Galvanisée par des sondages au zénith, la droite populiste allemande de l’AfD a bouclé dimanche son premier programme en trois ans d’existence, avec une tonalité anti-islam largement acclamée et l’ambition de « conquérir des majorités ».

« L’islam ne fait pas partie de l’Allemagne » et les minarets, les appels du muezzin et le voile intégral « doivent être interdits », ont décidé les 2.400 participants du congrès de l’Alternative pour l’Allemagne (AfD), qui s’est tenu samedi et dimanche à Stuttgart (sud-ouest du pays).

L’assemblée, majoritairement masculine et d’âge mûr, a hué les rares orateurs plus nuancés, qui appelaient par exemple à « stopper l’islamisme mais chercher le dialogue avec l’islam ».

« L’islam est, en soi, politique! », a rétorqué un intervenant, pendant qu’un autre évoquait « la charia, les attentats-suicides et les mariages forcés ».

Comme attendu, les questions identitaires et religieuses ont dominé les débats, d’autant que même l’aile la plus libérale du parti entend protéger « la culture occidentale chrétienne » en traitant l’islam comme un corps étranger, selon le discours samedi de son porte-flambeau Jörg Meuthen.

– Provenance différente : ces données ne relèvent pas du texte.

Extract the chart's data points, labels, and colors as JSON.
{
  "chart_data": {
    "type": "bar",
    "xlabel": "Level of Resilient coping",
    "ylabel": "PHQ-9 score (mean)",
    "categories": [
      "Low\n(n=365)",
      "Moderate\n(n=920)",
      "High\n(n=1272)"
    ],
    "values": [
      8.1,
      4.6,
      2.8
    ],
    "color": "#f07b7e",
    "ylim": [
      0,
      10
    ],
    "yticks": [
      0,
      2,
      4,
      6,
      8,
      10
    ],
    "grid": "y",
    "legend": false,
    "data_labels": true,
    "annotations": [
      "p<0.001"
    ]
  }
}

Stimulée par le récent succès du parti d’extrême droite FPÖ au premier tour de l’élection présidentielle autrichienne, et quelques mois après la poussée du Front national aux régionales françaises, rappelle l’АFР, l’AfD vise désormais les élections législatives de 2017, après avoir intégré la moitié des parlements régionaux allemands.

« Pour « conquérir des majorités », comme sa porte-parole le promet, l’AfD veut préciser son « contre-projet », jusqu’alors aussi flou qu’évolutif: sa ligne anti-euro d’origine, lors de sa création au printemps 2013, est devenue anti-réfugiés à l’automne 2015, au plus fort de l’afflux de demandeurs d’asile en Allemagne, puis anti-islam depuis la fermeture des frontières.